Kapitel 1
Ich saß in dem Gemeinschaftsraum der Zimmermädchen des Nobelhotels „Crowne Plaza Times" in Manhatten und ruhte mich ein wenig aus.
Ich arbeitete hier erst seit zwei Wochen und trotzdem fühlte mich schlapp.
Es war ziemlich anstrengend die riesigen Suiten der reichen, geizigen Gäste auf zu räumen, und das jeden Tag. Meine einzige Entschädigung dafür war das gute Gehalt und naja ... meine neue Freundin Alice.
Sie hatte mich am ersten Tag herum geführt und seitdem waren wir praktisch unzertrennlich.
Nur leider war sie vorgestern krank geworden und ich musste mich alleine durchschlagen. Eigentlich hatte es auch ein gutes, dass sie krank war.
Ich musste heute nicht, wie vereinbart, mit ihr shoppen gehen. Alice liebte shoppen ... und ich ... naja ... ich hasste shoppen.

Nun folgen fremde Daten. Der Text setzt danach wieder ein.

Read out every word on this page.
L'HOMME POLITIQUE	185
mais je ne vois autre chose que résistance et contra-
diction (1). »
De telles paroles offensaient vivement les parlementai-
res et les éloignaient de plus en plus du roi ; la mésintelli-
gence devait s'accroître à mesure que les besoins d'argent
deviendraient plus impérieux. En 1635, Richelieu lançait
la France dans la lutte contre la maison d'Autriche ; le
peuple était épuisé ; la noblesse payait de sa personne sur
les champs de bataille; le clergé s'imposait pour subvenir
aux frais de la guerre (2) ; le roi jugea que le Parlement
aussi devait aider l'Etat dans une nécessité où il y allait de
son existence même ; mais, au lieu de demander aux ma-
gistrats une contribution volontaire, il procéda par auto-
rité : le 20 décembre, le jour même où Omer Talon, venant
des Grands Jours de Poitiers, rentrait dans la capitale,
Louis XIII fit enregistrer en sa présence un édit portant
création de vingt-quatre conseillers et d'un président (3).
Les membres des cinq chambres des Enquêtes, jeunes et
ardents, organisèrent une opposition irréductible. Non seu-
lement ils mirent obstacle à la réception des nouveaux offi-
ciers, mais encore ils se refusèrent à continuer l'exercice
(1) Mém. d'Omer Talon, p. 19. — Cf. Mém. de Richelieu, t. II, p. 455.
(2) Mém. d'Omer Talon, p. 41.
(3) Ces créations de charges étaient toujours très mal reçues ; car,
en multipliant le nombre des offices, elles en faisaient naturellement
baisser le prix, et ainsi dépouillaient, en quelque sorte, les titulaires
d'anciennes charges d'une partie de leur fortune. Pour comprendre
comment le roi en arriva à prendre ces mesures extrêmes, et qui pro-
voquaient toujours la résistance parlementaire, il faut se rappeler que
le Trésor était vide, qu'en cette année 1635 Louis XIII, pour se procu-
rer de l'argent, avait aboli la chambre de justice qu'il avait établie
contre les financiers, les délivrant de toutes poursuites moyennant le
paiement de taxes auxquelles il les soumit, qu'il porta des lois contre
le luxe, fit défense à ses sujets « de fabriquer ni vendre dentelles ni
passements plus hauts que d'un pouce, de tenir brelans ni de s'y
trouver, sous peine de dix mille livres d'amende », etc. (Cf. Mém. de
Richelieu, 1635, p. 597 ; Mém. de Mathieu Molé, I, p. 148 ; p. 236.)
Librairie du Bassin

„Bella?", hörte ich plötzlich meine wunderschöne Chefin Rosalie Hale.
Ich drehte mich zu ihr um und blickte in ihr vollkommenes Gesicht.
„Werden sie etwa für's rumsitzen bezahlt? Na los, an die Arbeit!", befahl sie.
Sie war zwar schön, aber dafür war sie auch ein Biest. Sie liebte es, andere herum zu kommandieren und sie hatte Alice und mich auf dem Kieker.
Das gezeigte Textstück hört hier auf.